Thursday 27 October 2011

THE LITTLE ‘’BIG’’ THINGS WE TAKE FOR GRANTED

Lesedi Mbipha shares a snack of her thoughts on the importance of family in one’s life
Looking at life with an everyday-“I am busy” or “got to get this done” eye can cheat you of the pleasures and beauty that life offers in each day.
While I visited my parents I realised how I allowed myself to focus on all the things I thought were tiring and boring bluntly turning a blind eye to detail. I realised that as I grow there are things that used to irritate me that I miss about my family like those debates my little sister and I dearest used to have while mom drinks her 4pm cup of tea- the 12th  time of the day if I am not mistaken. Tea also makes a great part of our debates.
“Technology has come to destroy our indigenous way of life” that is how it would usually start, with one incident on the television and there… my sister and I are at it. Poor Ma, she always plays the referee all the time.
She would start on social networks knowing very well that they are a great part of my everyday life. “People no longer read books let alone magazines, people think knowing how to operate computers makes them literate but..” and then obesity follows , seeing that our youngest sister is a little meaty that a person her age is expected to be.
I would defend our little sister by saying she is the most flexible and active kid I know-not that, it would cut the debate any shorter. The intellectual in her is starting to unleash and she is becoming more confident in her facts, I am glad I told her about the debate team when she started high school last year.

The ugly truth about life
They always say: if you want things done right, do them yourself but there are things that not even the highest sitting president in the world has authority over. This brings back the sad memories of a year after losing my father thinking I could have done something to stop him from driving that afternoon, well it’s only when I got to tertiary that I realised that when God wants his way no one can stand in the way.
When my mother remarried I felt she just wanted to replace the one man that I know loved us and respected us so much…after I got hurt a couple of times I realised love is what mattered, after all she had to hang to it after being granted a second chance at it.
I look back and to think one thought this man was a substitute… but hey substitutes are not bad after all, they just missed the first part of the game. However, they are still fresh and have the energy to run till the last whistle is blown.

My pillar of strength  
Visiting home for a week made it all seem appropriate it just kicked into my head the courage that I think I had lost while trying too hard to be what I want to see myself as in the future. “You sometimes don’t have to try so hard, deal with what is in front of you to get to the other side” that’s Ma giving me one of her lines that seem to be engraved in my mind and always pop out when I need her.
Just like her mother, my adorable grandmother she has grown to be the glue that keeps the family together as clichéd as that may sound it’s true. If I could be half of what she is I would be happy.
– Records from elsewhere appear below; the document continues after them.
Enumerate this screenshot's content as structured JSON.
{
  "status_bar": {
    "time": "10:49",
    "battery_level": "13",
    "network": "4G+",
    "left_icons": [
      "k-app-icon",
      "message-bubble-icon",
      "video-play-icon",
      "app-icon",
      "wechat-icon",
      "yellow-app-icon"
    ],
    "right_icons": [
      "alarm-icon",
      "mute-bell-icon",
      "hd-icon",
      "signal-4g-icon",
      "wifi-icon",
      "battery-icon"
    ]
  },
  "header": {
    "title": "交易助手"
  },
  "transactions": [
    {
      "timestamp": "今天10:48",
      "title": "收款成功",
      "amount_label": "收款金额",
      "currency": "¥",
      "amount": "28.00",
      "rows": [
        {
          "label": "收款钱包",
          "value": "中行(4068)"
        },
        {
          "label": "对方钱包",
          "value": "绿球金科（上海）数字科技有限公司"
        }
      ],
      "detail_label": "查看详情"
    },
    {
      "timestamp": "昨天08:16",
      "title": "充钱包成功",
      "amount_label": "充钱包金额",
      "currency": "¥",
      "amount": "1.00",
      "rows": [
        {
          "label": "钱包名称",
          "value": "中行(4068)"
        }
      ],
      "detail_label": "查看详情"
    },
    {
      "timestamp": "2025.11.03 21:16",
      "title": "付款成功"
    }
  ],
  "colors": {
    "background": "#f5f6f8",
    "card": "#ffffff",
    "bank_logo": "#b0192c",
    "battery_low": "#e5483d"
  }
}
She deals with my not-so-easy to deal with dad who at times makes me feel like screaming, then my little sister who has the lately developed the “I will do it later syndrome”, and then my youngest sister who cries over every little thing and has the energy of an athlete…tiring if you ask me. She still has her job to still attend to the family and well, me.
This to other people is just another family but to me they are my source of inspiration, my rock. My friends have often called me a mama’s baby at times I am glad I am, and when they say I would kill myself if my mother was to pass on, I look at them and say: I would celebrate her life and take with me what she teaches me in everyday.
I do not blame them, my friends, they do not understand to me they are like people who come to console you after you have lost a loved one claiming they understand your pain yet they have never lost a thing not even a pat. I now treasure every moment for there is almost nothing that measures to the love that my family poses for me, except for those days when I am with the apple of my eye.